Thursday, February 11, 2010

Okami: This Is Not The End, My Wolfy Friend

Okami is a beautiful, interesting game and will get the full review it deserves soon enough, but for now, I'm interested by its beginning. Or middle. Possibly end. I'm not entirely sure. Either way, the first major section of the game is either a bizarre, poor game design decision, or a brilliant subversion of the heroic form.

The storyline of Okami is fairly similar to most other fantasy-based games - there's an ancient evil, a rebirth of an ancient hero, a quest to discover magical items to defeat the ancient evil, and so on. That's all fairly straightforward, but what's not is that that part of the game ends after 10-15 hours of play. The Big Bad, an ancient many-headed serpent named Orochi, is the focus of the game's intro and the entire plot of the game at first, complete with prophecies and quests to get items to weaken him. Then, all of the sudden, before the player has collected all of their powers, they are suddenly pushed into Orochi's sealed cave, a long, puzzle and combat-filled dungeon complete with heroic music implying that this is indeed the final confrontation with ultimate evil.

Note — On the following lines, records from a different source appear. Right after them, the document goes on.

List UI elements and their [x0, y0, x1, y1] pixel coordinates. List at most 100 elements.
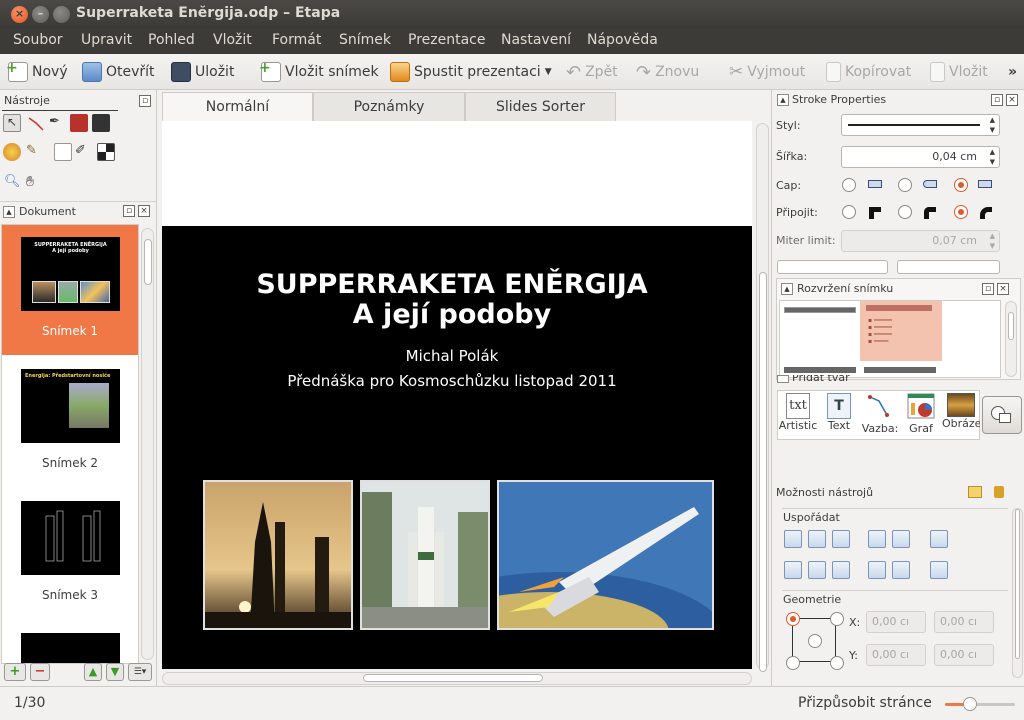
remove-slide-button[interactable]: −	[30, 663, 50, 681]
slide-thumbnail[interactable]: Snímek 3	[2, 489, 138, 619]
shape-artistic[interactable]: txt Artistic	[778, 393, 818, 439]
slide-author[interactable]: Michal Polák	[162, 347, 742, 365]
group-icon[interactable]	[930, 530, 948, 548]
slide-thumbnail[interactable]: SUPPERRAKETA ENĚRGIJA A její podoby Sním…	[2, 225, 138, 355]
shape-connector[interactable]: Vazba:	[860, 393, 900, 439]
float-panel-icon[interactable]: ▫	[991, 94, 1003, 106]
tab-slides-sorter[interactable]: Slides Sorter	[465, 92, 616, 122]
close-window-button[interactable]: ×	[11, 6, 28, 23]
pattern-tool-icon[interactable]: ✐	[75, 143, 93, 161]
menu-vlozit[interactable]: Vložit	[213, 32, 252, 48]
tab-notes[interactable]: Poznámky	[313, 92, 465, 122]
scroll-thumb[interactable]	[144, 239, 152, 285]
slide-title[interactable]: SUPPERRAKETA ENĚRGIJA A její podoby	[162, 270, 742, 330]
maximize-window-button[interactable]	[53, 6, 70, 23]
join-bevel-radio[interactable]	[954, 205, 968, 219]
canvas-vertical-scrollbar[interactable]	[756, 123, 769, 672]
cap-round-radio[interactable]	[898, 178, 912, 192]
align-center-icon[interactable]	[808, 530, 826, 548]
new-button[interactable]: + Nový	[6, 60, 68, 83]
stroke-width-input[interactable]: 0,04 cm ▲ ▼	[841, 146, 1000, 168]
float-panel-icon[interactable]: ▫	[139, 95, 151, 107]
float-panel-icon[interactable]: ▫	[123, 205, 135, 217]
float-panel-icon[interactable]: ▫	[982, 283, 994, 295]
cap-butt-radio[interactable]	[842, 178, 856, 192]
slide-thumbnail[interactable]	[2, 621, 138, 663]
send-to-back-icon[interactable]	[892, 561, 910, 579]
move-up-button[interactable]: ▲	[84, 663, 102, 681]
folder-icon[interactable]	[968, 486, 982, 498]
height-size-input[interactable]: 0,00 cı	[934, 644, 994, 666]
slide-subtitle[interactable]: Přednáška pro Kosmoschůzku listopad 2011	[162, 372, 742, 390]
anchor-center[interactable]	[808, 634, 822, 648]
save-button[interactable]: Uložit	[171, 61, 234, 83]
cut-button[interactable]: ✂ Vyjmout	[729, 61, 805, 83]
select-tool-icon[interactable]: ↖	[3, 114, 21, 132]
move-down-button[interactable]: ▼	[106, 663, 124, 681]
ungroup-icon[interactable]	[930, 561, 948, 579]
menu-pohled[interactable]: Pohled	[148, 32, 195, 48]
join-miter-radio[interactable]	[842, 205, 856, 219]
close-panel-icon[interactable]: ×	[1006, 94, 1018, 106]
menu-soubor[interactable]: Soubor	[13, 32, 63, 48]
canvas-horizontal-scrollbar[interactable]	[162, 672, 752, 685]
shape-chart[interactable]: Graf	[901, 393, 941, 439]
scroll-thumb[interactable]	[1015, 509, 1020, 659]
send-backward-icon[interactable]	[892, 530, 910, 548]
scroll-thumb[interactable]	[363, 674, 543, 682]
join-round-radio[interactable]	[898, 205, 912, 219]
anchor-bottom-left[interactable]	[786, 656, 800, 670]
anchor-top-right[interactable]	[830, 612, 844, 626]
slide-list-scrollbar[interactable]	[141, 228, 154, 660]
rocket-on-pad-image[interactable]	[360, 480, 490, 630]
menu-upravit[interactable]: Upravit	[81, 32, 132, 48]
calligraphy-tool-icon[interactable]: ✒	[49, 114, 67, 132]
tab-normal[interactable]: Normální	[162, 92, 313, 122]
align-middle-icon[interactable]	[808, 561, 826, 579]
collapse-shapes-icon[interactable]	[777, 375, 789, 383]
redo-button[interactable]: ↷ Znovu	[636, 61, 699, 83]
start-marker-select[interactable]	[777, 260, 888, 274]
minimize-window-button[interactable]: –	[32, 6, 49, 23]
anchor-point-selector[interactable]	[786, 612, 844, 670]
align-right-icon[interactable]	[832, 530, 850, 548]
layout-scrollbar[interactable]	[1005, 301, 1017, 377]
menu-snimek[interactable]: Snímek	[339, 32, 391, 48]
checker-tool-icon[interactable]	[97, 143, 115, 161]
shape-image[interactable]: Obráze	[942, 393, 980, 439]
zoom-slider-handle[interactable]	[962, 697, 977, 711]
scroll-thumb[interactable]	[1008, 312, 1014, 340]
open-button[interactable]: Otevřít	[82, 61, 155, 83]
add-slide-button[interactable]: +	[4, 663, 26, 681]
menu-prezentace[interactable]: Prezentace	[408, 32, 485, 48]
collapse-document-icon[interactable]: ▲	[3, 206, 15, 218]
x-position-input[interactable]: 0,00 cı	[866, 611, 926, 633]
collapse-layout-icon[interactable]: ▲	[781, 283, 793, 295]
slide-thumbnail[interactable]: Energija: Předstartovní nosiče Snímek 2	[2, 357, 138, 487]
bring-to-front-icon[interactable]	[868, 561, 886, 579]
shape-text[interactable]: T Text	[819, 393, 859, 439]
more-shapes-button[interactable]	[982, 396, 1022, 434]
lock-icon[interactable]	[994, 486, 1004, 498]
media-tool-icon[interactable]	[92, 114, 110, 132]
start-presentation-button[interactable]: Spustit prezentaci ▼	[390, 61, 552, 83]
launch-pad-sunset-image[interactable]	[203, 480, 353, 630]
align-top-icon[interactable]	[784, 561, 802, 579]
path-tool-icon[interactable]	[27, 114, 45, 132]
layout-option[interactable]	[864, 367, 936, 373]
align-left-icon[interactable]	[784, 530, 802, 548]
menu-format[interactable]: Formát	[272, 32, 321, 48]
zoom-tool-icon[interactable]: 🔍︎	[4, 174, 22, 192]
slide-canvas[interactable]: SUPPERRAKETA ENĚRGIJA A její podoby Mich…	[162, 121, 752, 669]
pan-hand-icon[interactable]: ✋︎	[26, 174, 44, 192]
miter-limit-input[interactable]: 0,07 cm ▲ ▼	[841, 230, 1000, 252]
menu-napoveda[interactable]: Nápověda	[587, 32, 658, 48]
shape-tool-icon[interactable]	[70, 114, 88, 132]
stroke-style-select[interactable]: ▲ ▼	[841, 114, 1000, 136]
end-marker-select[interactable]	[897, 260, 1000, 274]
anchor-bottom-right[interactable]	[830, 656, 844, 670]
bring-forward-icon[interactable]	[868, 530, 886, 548]
toolbar-overflow-button[interactable]: »	[1008, 61, 1017, 83]
menu-nastaveni[interactable]: Nastavení	[501, 32, 571, 48]
collapse-stroke-icon[interactable]: ▲	[777, 94, 789, 106]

There are a few clues that it's not quite the ending that it seems to be. The game offers a wide range of collectibles, as most action/adventures do, and the player certainly won't have a complete collection of magic, items, or the various other tchotches involved in Okami. But it's still not quite so overwhelmingly obvious that I wasn't concerned that I'd missed out on half the game.

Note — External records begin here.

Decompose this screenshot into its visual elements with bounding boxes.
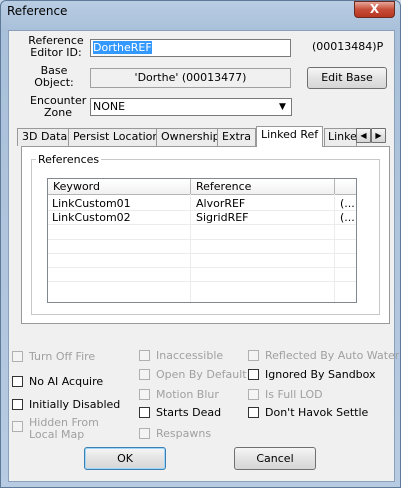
checkbox-box[interactable] — [139, 369, 150, 380]
editor-id-input[interactable]: DortheREF — [90, 39, 291, 57]
checkbox-box[interactable] — [12, 421, 23, 432]
checkbox-label: Ignored By Sandbox — [265, 368, 376, 381]
checkbox-label: Inaccessible — [156, 349, 224, 362]
row-extra: (... — [340, 211, 355, 224]
list-header: Keyword Reference — [48, 179, 356, 195]
form-id-text: (00013484)P — [312, 40, 384, 53]
tab-persist-location[interactable]: Persist Location — [68, 128, 165, 146]
edit-base-button[interactable]: Edit Base — [307, 67, 387, 89]
checkbox-reflected-by-auto-water[interactable]: Reflected By Auto Water — [248, 349, 399, 362]
tab-scroll-left-icon[interactable]: ◀ — [356, 128, 371, 143]
column-divider[interactable] — [190, 179, 191, 194]
tab-linked-ref-more[interactable]: Linke — [324, 128, 357, 146]
checkbox-label: Motion Blur — [156, 388, 219, 401]
window-title: Reference — [7, 4, 68, 18]
linked-ref-panel: References Keyword Reference LinkCustom0… — [21, 146, 390, 324]
tab-3d-data[interactable]: 3D Data — [17, 128, 73, 146]
tab-scroll-right-icon[interactable]: ▶ — [371, 128, 386, 143]
checkbox-initially-disabled[interactable]: Initially Disabled — [12, 398, 120, 411]
encounter-zone-label: Encounter Zone — [30, 94, 87, 119]
checkbox-no-ai-acquire[interactable]: No AI Acquire — [12, 375, 103, 388]
references-group-label: References — [36, 153, 102, 166]
checkbox-respawns[interactable]: Respawns — [139, 427, 211, 440]
base-object-field: 'Dorthe' (00013477) — [90, 68, 291, 88]
editor-id-value: DortheREF — [93, 41, 152, 54]
checkbox-ignored-by-sandbox[interactable]: Ignored By Sandbox — [248, 368, 376, 381]
table-row[interactable]: LinkCustom01 AlvorREF (... — [48, 196, 356, 211]
close-button[interactable]: X — [354, 1, 395, 18]
column-header-reference[interactable]: Reference — [196, 180, 251, 193]
column-gridline — [190, 194, 191, 302]
empty-row — [48, 239, 356, 254]
checkbox-label: Starts Dead — [156, 406, 222, 419]
checkbox-box[interactable] — [139, 428, 150, 439]
row-reference: SigridREF — [196, 211, 249, 224]
empty-row — [48, 225, 356, 240]
checkbox-label: No AI Acquire — [29, 375, 104, 388]
references-list[interactable]: Keyword Reference LinkCustom01 AlvorREF … — [47, 178, 357, 303]
tab-ownership[interactable]: Ownership — [156, 128, 225, 146]
checkbox-box[interactable] — [248, 369, 259, 380]
checkbox-label: Reflected By Auto Water — [265, 349, 400, 362]
cancel-button[interactable]: Cancel — [234, 447, 316, 470]
row-extra: (... — [340, 197, 355, 210]
base-object-label: Base Object: — [34, 64, 74, 89]
checkbox-box[interactable] — [248, 389, 259, 400]
checkbox-box[interactable] — [139, 389, 150, 400]
checkbox-label: Respawns — [156, 427, 212, 440]
checkbox-inaccessible[interactable]: Inaccessible — [139, 349, 223, 362]
ok-button[interactable]: OK — [84, 447, 166, 470]
table-row[interactable]: LinkCustom02 SigridREF (... — [48, 210, 356, 225]
chevron-down-icon[interactable]: ▼ — [276, 100, 289, 114]
checkbox-box[interactable] — [139, 407, 150, 418]
column-divider[interactable] — [334, 179, 335, 194]
checkbox-box[interactable] — [139, 350, 150, 361]
checkbox-open-by-default[interactable]: Open By Default — [139, 368, 247, 381]
row-keyword: LinkCustom01 — [52, 197, 131, 210]
checkbox-box[interactable] — [12, 351, 23, 362]
checkbox-box[interactable] — [248, 407, 259, 418]
column-header-keyword[interactable]: Keyword — [53, 180, 100, 193]
checkbox-label: Initially Disabled — [29, 398, 121, 411]
checkbox-label: Hidden From Local Map — [29, 416, 99, 441]
column-gridline — [334, 194, 335, 302]
encounter-zone-value: NONE — [93, 100, 126, 113]
checkbox-is-full-lod[interactable]: Is Full LOD — [248, 388, 323, 401]
checkbox-label: Turn Off Fire — [29, 350, 96, 363]
checkbox-label: Open By Default — [156, 368, 247, 381]
row-keyword: LinkCustom02 — [52, 211, 131, 224]
checkbox-dont-havok-settle[interactable]: Don't Havok Settle — [248, 406, 368, 419]
checkbox-turn-off-fire[interactable]: Turn Off Fire — [12, 350, 95, 363]
checkbox-hidden-from-local-map[interactable]: Hidden From Local Map — [12, 417, 99, 441]
checkbox-box[interactable] — [12, 376, 23, 387]
checkbox-starts-dead[interactable]: Starts Dead — [139, 406, 221, 419]
checkbox-motion-blur[interactable]: Motion Blur — [139, 388, 219, 401]
checkbox-label: Don't Havok Settle — [265, 406, 369, 419]
tab-extra[interactable]: Extra — [217, 128, 257, 146]
tab-linked-ref[interactable]: Linked Ref — [256, 126, 324, 147]
checkbox-label: Is Full LOD — [265, 388, 323, 401]
empty-row — [48, 267, 356, 282]
empty-row — [48, 253, 356, 268]
checkbox-box[interactable] — [248, 350, 259, 361]
editor-id-label: Reference Editor ID: — [28, 34, 84, 59]
checkbox-box[interactable] — [12, 399, 23, 410]
row-reference: AlvorREF — [196, 197, 246, 210]
encounter-zone-select[interactable]: NONE ▼ — [90, 98, 292, 116]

This is, generally, poor game design. If the player feels like they've completed the game, they're more likely to shelve it. If there were a Star Wars game which involved the destruction of the Death Star and death of the Emperor, a final level involving wandering around Endor picking up the garbage probably wouldn't go over terribly well.

On the other hand, Okami isn't a terribly serious game, and there's plenty of reason to believe that the heroic fantasy faux-ending isn't so much a game design failure as it is an elaborate joke. In the game world, the ancient evil was vanquished by a legendary hero and a wolf-god sidekick. The player becomes the wolf-god Amaterasu, and the ancient hero's descendant, Susano, works alongside Amaterasu in order to defeat the Big Bad. In most games, the player would be Susano, fulfilling his destiny and defeating all evil everywhere, then hooking up with his sweetheart at the end.

The subversion comes from Susano's character. He's an incompetent boob and drunken layabout who is basically guilt-tripped into trying anything at all, and once he does make any attempt at being a heroic warrior, it's only the efforts of the player, who uses magic to make Susano appear competent, which make him succeed.

If the first part of Okami is viewed as Susano's story, it's an amusing satire of fantasy game tropes. The hero is a shiftless dreamer who is forced into action, and then, based entirely on the help of his sidekick, succeeds in destroying evil and getting the girl (his village's sake brewer). Amaterasu may spend a good 15 minutes defeating the Big Bad, but Susano skates in and does his super-secret evil-destroying technique which finishes an already-completed job.

Unfortunately Okami doesn't make its satire explicit, which leads me to wonder if the scenario creators intended to satirize generic game plotting at all, or if they just stumbled into an interesting concept and stumbled right back out with a bit of genre-savvy winking at the audience.